Sonra unuttum. Sonra yeniden anımsadım. Derken neredeyse şubat sayısı çıkacakken Milliyet Sanat’a ulaşıp "Tiyatro Eleştirisi" dosyasını okudum.
Dosyayı Zeynep Aksoy hazırlamış. Daha doğrusu Zeynep Aksoy; Dikmen Gürün, Hasan Anamur, Işıl Kasapoğlu, Ahmet Levendoğlu, Zehra İpşiroğlu, Seçkin Selvi, Sevda Şener, Sibel Yeşilay, Yıldız Kenter, Sumru Yavrucuk’la görüşmüş ya da onlardan yazılı görüş almış.
Sonra? Sonrası yok. Her görüşe yarım sayfa ayrılmış ama bir sonuç yok. Oyuncular ne düşünüyor, eleştirmenler ne düşünüyor, akademisyenler ne düşünüyor ayrıştırılsa, sonra da Zeynep Aksoy bir sonuca ulaşsa "dosya" tadından yenmeyecek. Ama eksik kalmış işte. Genel olarak tüm dergilerimizdeki hastalık bu. Görüşler alınıp arka arkaya dizildi mi "dosya" yaptık sanılıyor. Oysa her "dosya" çalışmasına bir birleştirici dil lazım. Öyle bir dil ki, bir görüşü alacak, analiz edecek, diğerine bağlayacak, senteze varacak.
Sumru Yavrucuk’u alalım. "Tiyatroya sahip çıkılması, medya ilişkilerinden olabildiğince arındırılması gerekir kanısındayım. Çünkü son yıllarda magazinle prim yaptırılmaya çalışılan tiyatro, bundan bir şey kazanmadı" demiş.

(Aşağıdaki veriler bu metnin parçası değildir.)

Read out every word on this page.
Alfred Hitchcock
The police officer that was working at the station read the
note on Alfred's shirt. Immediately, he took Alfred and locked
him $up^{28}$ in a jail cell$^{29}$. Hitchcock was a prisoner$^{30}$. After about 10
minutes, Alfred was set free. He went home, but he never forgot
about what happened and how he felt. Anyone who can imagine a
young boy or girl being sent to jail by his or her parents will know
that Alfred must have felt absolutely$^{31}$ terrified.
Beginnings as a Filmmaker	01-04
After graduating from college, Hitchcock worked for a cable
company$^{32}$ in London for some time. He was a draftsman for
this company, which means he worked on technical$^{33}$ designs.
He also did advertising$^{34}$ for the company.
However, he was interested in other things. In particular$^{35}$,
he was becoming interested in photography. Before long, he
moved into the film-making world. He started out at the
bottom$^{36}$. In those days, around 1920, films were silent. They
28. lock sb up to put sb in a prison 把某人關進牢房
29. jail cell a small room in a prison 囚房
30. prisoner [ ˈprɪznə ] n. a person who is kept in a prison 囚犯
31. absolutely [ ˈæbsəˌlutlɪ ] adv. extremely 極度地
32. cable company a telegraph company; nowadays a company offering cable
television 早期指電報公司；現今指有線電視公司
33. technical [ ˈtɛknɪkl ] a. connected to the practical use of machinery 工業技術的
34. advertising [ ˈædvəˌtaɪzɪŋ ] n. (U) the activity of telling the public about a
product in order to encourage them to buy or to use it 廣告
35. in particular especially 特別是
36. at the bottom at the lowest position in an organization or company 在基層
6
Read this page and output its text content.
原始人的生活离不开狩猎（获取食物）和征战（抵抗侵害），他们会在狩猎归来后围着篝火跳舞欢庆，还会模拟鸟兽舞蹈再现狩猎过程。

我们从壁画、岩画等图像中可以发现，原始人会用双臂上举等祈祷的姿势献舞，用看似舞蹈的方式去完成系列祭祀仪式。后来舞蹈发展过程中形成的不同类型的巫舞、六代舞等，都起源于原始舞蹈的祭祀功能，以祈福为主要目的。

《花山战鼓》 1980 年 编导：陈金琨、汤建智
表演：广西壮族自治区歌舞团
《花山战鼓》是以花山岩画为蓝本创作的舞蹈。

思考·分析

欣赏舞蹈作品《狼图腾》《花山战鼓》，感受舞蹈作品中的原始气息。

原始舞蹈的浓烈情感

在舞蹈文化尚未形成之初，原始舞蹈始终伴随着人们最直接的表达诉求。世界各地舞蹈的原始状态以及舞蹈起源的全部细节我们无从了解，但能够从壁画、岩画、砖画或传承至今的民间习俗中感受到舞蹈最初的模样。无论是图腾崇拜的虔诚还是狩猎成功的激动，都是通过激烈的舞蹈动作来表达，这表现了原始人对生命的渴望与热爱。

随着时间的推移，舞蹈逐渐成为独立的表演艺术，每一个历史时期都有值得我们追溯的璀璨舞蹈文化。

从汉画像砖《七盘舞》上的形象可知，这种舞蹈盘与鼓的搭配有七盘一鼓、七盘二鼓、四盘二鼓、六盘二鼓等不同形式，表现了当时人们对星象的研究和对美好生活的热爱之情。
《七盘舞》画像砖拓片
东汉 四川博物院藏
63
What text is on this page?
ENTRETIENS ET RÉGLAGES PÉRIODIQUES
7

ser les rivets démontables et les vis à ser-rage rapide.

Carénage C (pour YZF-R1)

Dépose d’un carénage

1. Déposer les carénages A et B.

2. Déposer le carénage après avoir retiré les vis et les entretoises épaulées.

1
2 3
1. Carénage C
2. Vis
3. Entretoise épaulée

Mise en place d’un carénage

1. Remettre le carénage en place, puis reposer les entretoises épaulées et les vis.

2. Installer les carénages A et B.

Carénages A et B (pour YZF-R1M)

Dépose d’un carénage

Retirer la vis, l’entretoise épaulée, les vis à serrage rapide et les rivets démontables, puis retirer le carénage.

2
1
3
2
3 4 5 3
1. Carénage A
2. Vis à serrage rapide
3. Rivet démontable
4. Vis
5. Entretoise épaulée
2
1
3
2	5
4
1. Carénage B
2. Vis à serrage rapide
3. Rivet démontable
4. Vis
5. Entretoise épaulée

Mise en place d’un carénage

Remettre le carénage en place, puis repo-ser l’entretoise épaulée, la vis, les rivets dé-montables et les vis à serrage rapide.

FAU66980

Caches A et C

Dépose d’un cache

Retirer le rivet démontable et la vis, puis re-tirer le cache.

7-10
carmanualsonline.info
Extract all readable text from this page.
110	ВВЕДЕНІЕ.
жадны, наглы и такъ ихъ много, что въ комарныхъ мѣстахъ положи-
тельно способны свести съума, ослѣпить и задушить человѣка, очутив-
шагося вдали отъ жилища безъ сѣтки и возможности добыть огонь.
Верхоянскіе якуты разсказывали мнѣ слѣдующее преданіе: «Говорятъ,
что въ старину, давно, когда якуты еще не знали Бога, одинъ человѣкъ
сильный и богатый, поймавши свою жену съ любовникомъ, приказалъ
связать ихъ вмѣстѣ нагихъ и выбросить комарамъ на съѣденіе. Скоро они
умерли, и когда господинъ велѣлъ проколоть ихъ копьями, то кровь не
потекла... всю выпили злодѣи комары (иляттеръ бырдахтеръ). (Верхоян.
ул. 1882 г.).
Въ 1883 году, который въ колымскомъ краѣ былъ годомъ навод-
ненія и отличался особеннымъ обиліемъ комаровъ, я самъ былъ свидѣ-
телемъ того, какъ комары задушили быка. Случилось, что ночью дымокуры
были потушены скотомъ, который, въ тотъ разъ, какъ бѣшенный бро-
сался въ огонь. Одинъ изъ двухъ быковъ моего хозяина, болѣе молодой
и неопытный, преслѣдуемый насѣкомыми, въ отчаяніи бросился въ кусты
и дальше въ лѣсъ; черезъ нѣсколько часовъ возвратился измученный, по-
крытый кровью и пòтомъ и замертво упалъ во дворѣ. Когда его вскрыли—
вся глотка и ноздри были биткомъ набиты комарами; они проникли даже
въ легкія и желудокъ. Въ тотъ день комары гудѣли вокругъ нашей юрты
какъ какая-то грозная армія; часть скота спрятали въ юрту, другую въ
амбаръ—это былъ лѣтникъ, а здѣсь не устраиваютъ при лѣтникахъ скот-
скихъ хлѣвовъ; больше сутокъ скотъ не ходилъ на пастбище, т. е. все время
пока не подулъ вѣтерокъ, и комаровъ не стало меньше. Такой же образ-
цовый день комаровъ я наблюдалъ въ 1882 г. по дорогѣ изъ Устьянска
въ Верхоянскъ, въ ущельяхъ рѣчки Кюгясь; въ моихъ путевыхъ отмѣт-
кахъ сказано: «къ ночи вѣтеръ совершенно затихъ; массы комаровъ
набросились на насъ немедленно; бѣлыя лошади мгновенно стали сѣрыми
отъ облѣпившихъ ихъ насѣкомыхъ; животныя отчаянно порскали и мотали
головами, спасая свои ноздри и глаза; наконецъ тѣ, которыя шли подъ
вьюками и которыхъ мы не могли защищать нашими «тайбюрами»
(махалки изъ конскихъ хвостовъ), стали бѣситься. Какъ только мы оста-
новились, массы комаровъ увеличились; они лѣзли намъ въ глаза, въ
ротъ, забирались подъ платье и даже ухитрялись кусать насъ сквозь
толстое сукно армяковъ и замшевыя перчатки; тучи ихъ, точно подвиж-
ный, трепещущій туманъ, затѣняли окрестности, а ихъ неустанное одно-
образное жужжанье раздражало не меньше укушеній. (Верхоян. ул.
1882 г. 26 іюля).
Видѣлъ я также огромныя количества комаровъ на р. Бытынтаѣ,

Yıldız Kenter’in bu konudaki görüşü ise şöyle: "Bazen bir oyuna birçok gazetede bu tür bir ilgi gösterilirse neden dolayı bilmiyorum. O piyesin tutma olasılığı artıyor tabii, seyircinin merakı tahrik oluyor."
Buradan bir sonuç çıkarmak gerekmez mi? Örneğin, "Çelişkilere bakılırsa tiyatro tanıtımı oyunculara bırakılmayacak kadar ciddi bir iştir" gibi. Okuyun "Tiyatro ve eleştirisi"ni, ne dediğimi daha iyi anlayacaksınız.
Penguen misiniz tavuskuşu mu
Küçük bir kitap önerisi: Penguenler Ülkesi’nde Bir Tavuskuşu. Yazarları Gallager Hateley ve Warren H. Schmidt.
Hateley, 1980’lerin sonunda ve 90’ların başlarında büyük bir gazetede çalışıyormuş. O dönemde çalıştığı gazetede gazetenin tirajını gözden geçirmek, reklam gelirlerini değerlendirmek ve yeni hedefler belirlemek üzere üst ve orta düzey yöneticilerle düzenli olarak toplantılar yapıyormuş. Toplantılar hep aynı geçiyormuş. Herkes koyu renk takım elbise, beyaz gömlek giyip kravat takıyormuş. Kadınlar bile... Aynı tornadan çıkmış gibi...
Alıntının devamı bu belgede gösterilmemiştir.